Nothing is perfect, at least insofar as our common conception of "perfection" is concerned: All things pass; all things decay and transform. And it is only because we wish for things to be otherwise that we experience hardship; in Buddhist terms, it is our attachment to imagined things that is the root of our various afflictions. We want the world to be otherwise than it is; we want a world that will never pass, that will never decay or transform- but such a world does not exist, nor will it ever exist. "Perhaps one day we will find a way...," we think.
So of course, we never stop striving to create that perfect world, for we are human, after all. The desire to change the world, to mold it and to form it- to transform it- is deeply imbedded in the human condition. Human beings are a creative species: Everything that we do, we do to some end, which is a quintessentially artistic process (i.e., we envision a goal and then act towards the realization of that vision). But while every animal does this to some extent, the human animal does this philosophically as well as physically.
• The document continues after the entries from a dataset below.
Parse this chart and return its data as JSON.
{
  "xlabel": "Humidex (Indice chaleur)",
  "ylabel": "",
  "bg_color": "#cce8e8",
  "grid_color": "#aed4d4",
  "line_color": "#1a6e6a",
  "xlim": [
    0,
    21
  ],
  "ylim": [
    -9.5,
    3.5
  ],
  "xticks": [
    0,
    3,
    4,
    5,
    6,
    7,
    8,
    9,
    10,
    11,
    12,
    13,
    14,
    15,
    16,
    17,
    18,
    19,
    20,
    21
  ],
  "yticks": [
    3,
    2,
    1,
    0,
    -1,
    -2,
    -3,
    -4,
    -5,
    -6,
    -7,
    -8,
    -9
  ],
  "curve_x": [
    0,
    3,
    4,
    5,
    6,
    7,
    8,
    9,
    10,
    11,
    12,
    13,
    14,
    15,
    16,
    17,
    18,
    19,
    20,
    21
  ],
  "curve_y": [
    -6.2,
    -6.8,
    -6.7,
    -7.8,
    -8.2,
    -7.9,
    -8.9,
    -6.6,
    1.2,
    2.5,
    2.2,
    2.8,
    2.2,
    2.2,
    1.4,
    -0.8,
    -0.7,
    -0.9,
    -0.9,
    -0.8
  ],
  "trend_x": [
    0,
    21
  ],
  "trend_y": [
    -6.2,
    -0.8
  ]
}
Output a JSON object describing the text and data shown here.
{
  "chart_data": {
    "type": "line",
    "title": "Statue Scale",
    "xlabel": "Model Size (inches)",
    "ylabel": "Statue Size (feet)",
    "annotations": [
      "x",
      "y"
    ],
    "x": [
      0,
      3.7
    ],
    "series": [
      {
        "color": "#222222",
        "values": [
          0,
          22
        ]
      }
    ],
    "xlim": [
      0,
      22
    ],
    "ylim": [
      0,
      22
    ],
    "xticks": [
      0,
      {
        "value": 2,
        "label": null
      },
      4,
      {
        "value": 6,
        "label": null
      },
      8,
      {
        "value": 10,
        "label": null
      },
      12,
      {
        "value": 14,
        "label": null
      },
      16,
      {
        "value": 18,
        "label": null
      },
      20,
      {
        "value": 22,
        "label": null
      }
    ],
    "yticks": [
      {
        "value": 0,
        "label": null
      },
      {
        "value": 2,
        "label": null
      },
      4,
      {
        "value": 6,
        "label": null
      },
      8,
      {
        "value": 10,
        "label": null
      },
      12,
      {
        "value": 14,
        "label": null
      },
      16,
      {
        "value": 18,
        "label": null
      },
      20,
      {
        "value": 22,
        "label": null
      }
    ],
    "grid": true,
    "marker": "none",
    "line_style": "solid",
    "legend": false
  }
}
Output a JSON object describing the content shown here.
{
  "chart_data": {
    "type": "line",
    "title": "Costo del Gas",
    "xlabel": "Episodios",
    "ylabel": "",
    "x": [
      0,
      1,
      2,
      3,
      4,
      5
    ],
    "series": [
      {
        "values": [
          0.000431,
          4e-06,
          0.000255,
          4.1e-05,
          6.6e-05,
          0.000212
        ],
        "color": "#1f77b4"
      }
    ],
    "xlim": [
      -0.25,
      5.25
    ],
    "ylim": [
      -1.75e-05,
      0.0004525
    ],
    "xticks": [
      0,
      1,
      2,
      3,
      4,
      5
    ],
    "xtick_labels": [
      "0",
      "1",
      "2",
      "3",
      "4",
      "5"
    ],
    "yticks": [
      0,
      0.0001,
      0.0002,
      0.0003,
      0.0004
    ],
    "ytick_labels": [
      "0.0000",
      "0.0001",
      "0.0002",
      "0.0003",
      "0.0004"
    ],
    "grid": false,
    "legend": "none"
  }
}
This ability to think symbolically is not only our greatest power but also the source of all of our pain, because when we imagine for ourselves not only a world that is not but a world that cannot be, we doom ourselves to continual frustration. We feel as though we are the victims of a great injustice, and cease to look optimistically to the future; instead, we become small, petty, entitled, and easily broken. Fortunately, there is a better method for transforming the world: We must look to transforming our internal world first, and only then look to transforming our external world. And this is, essentially, the classical tradition of human spirituality, which was for thousands of years the foundation of social progress (I use the term foundation intentionally; without mastery of the internal world, "social progress" becomes distorted; it regresses, becomes needlessly superficial, and ultimately fails).
What do we do, however, when society has already regressed to a shallower, less self-mastered condition? And what do we do when we find our social and political systems fractured beyond repair? Then the rebirth of the old way becomes even more critical, for without a general psycho-spiritual health in the individual there can be no psycho-spiritual health within society, which is essentially nothing more than an aggregate of individuals. For no amount of external freedom and prosperity will ever be sufficient to counterbalance a lack of internal freedom and prosperity.
There will always be those too greedy or too stupid to admit the truth: that every human problem is ultimately an internal problem- and therefore that every human rebirth is ultimately an internal rebirth. And there will always be those willing to turn that greed and stupidity to their advantage- but that is no reason to despair. Politics will always be strategic, and therefore divisive; that is the nature of politics. But as we know, all things pass, and political corruption and divisiveness must eventually pass as well.
History, as we all know, tends to move in cycles: birth, growth, climax, decay, death, and rebirth- that is the way of things. And that is the way of society as well: Cultures are born, grow, climax, decline, die, and become something new. "Nothing is new under the sun," says Ecclesiastes. However, although "this too shall pass," the story of man and of man's spiritual rebirth is timeless- because the human spirit is timeless.